Play: Endless Soccer

I just finished discussing George Orwell's 1984 with my students.  I really should have been pondering parallels to the Patriot Act or U.S. involvement in the Middle East; my students did and they're only 17.  Instead, I thought about soccer.

The lives of the citizens of Orwell's Oceania are controlled in part by their nation's Endless War and its revolving enemies; my freetime is controlled by Endless Soccer. Just as Oceania wages an eternal battle with, alternately, Eastasia and Eurasia, soccer seasons, leagues, and obligations loop ceaselessly and undistinguishably through my life. 

It began when Little E was a baby and my husband took on a soccer coaching job, from that sprung our occasional fall afternoons watching him coach, his winter Thursday nights playing indoors, our fall Saturday mornings watching him play outdoors, our spring Sunday mornings watching him play outdoors, our summer Wednesday nights watching him play outdoors, our spring Saturday afternoons watching him coach Big E's soccer team, and our fall Saturday afternoons watching him coach Big E's soccer team.  This is not to mention the week of soccer camp enjoyed by both girls, the seven pairs of soccer shoes that have moved in, the bags of variously sized soccer balls in the trunk of the car, or the chirp of British "football" announcers that has become the official background noise of our living room.

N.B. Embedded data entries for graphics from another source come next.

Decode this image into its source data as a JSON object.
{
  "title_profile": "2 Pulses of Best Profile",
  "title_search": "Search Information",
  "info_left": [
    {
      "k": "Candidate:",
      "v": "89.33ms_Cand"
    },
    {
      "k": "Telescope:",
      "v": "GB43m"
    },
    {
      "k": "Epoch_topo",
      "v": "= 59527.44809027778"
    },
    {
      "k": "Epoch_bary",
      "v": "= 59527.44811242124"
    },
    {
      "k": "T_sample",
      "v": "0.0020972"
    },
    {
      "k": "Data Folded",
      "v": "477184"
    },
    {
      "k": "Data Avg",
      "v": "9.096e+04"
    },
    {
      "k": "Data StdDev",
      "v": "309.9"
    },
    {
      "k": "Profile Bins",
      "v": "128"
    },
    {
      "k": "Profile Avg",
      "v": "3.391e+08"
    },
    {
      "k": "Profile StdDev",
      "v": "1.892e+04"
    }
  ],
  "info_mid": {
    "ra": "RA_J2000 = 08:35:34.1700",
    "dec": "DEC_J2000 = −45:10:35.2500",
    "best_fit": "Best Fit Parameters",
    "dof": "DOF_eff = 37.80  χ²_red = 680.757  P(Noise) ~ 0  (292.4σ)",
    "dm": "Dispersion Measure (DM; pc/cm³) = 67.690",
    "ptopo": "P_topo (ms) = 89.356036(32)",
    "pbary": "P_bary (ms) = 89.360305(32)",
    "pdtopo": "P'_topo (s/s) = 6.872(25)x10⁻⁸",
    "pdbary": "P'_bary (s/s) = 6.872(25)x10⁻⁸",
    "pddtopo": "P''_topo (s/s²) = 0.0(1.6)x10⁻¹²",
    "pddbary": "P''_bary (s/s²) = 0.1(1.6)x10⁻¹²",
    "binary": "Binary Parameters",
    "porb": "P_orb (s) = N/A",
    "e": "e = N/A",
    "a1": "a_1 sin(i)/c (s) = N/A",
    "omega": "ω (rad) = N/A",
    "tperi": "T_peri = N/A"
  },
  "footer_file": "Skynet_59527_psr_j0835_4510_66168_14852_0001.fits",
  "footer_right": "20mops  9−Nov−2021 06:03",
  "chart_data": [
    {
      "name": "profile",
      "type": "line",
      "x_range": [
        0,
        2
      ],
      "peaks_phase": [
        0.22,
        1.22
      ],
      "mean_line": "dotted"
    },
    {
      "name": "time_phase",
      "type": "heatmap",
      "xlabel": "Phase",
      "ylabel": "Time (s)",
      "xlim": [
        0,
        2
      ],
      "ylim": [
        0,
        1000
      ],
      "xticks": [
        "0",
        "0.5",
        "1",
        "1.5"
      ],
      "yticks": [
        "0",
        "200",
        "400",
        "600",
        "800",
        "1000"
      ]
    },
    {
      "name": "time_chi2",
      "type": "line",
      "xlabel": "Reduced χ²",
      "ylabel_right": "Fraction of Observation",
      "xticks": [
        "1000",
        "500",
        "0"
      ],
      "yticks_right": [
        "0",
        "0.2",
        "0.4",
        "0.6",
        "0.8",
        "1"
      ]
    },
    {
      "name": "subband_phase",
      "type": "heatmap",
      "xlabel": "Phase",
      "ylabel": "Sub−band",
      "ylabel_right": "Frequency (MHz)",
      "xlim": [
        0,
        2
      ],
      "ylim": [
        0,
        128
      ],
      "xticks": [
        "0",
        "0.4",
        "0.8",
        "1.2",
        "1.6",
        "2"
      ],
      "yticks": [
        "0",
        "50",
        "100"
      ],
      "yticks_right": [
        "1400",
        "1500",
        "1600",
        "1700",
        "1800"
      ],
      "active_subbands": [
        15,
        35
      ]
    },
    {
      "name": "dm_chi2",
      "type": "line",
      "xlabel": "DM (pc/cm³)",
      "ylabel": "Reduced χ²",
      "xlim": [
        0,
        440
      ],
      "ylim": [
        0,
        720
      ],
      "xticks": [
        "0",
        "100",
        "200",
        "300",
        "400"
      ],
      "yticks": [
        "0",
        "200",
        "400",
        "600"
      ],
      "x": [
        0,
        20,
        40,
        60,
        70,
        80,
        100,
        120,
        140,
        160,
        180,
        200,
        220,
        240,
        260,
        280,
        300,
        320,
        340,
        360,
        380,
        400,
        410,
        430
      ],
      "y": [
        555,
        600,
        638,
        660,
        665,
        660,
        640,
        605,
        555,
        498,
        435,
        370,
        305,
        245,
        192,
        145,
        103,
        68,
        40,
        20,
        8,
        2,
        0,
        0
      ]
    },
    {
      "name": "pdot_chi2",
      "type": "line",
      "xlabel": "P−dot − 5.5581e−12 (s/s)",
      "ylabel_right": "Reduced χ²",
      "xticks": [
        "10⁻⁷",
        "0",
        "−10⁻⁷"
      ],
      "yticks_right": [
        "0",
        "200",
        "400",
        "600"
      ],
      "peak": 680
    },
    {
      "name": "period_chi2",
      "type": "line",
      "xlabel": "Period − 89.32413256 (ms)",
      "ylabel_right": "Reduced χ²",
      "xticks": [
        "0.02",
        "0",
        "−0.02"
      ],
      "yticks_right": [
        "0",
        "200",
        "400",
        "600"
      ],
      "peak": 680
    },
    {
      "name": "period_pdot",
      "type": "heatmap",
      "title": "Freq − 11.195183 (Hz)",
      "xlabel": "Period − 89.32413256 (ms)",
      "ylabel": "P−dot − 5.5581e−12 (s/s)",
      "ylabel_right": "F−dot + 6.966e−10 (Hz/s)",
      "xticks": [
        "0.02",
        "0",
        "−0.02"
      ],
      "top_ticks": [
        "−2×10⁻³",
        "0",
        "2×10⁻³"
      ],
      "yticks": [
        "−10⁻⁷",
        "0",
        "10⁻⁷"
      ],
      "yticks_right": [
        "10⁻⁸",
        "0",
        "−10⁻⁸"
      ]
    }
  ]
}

I did not grow up in a soccer family; my parents didn't let me play until third grade --ancient in youth soccer, according to my husband-- and when they did they were unenthusiastic.  My two most defining soccer memories: my coach forcing me to play with my arms clasped behind my back after I was called for a handball while cowering in terror, and my mother not buying shin guards until my younger brother began playing, when we shared a pair between us --his size, not mine.  So, I get it when I tell Little E that it's time to go to another game, and she wails, "Not Soccer!"

I am out of place on the soccer sideline.  The intensity of the parents at Big E's games gives me stomachaches and their smug satisfaction at their children's prowess makes me wish that reading group were a spectator sport.  And I learned the hard way that when the other soccer wives compliment your husband's foot speed, it is not appropriate to point out that while it may appear that way in a short sprint he is so not able to keep up with you over any kind of distance.

Lest I be disappeared by the Suburban Thought Police, I must say it's not all bad.  Endless Soccer has gotten my husband in great shape, given Big E some much-needed toughening up, and allowed me to pretend that I'm seventeen again, cheering on my man.  It has also forced on me some needed perspective: my children are not me and I cannot always mold them in my image...sometimes I have to give my husband a turn.

1 comment:

  1. Interesting post. I like the juxtaposition of Orwell and soccer. Paragraph 3 says it all.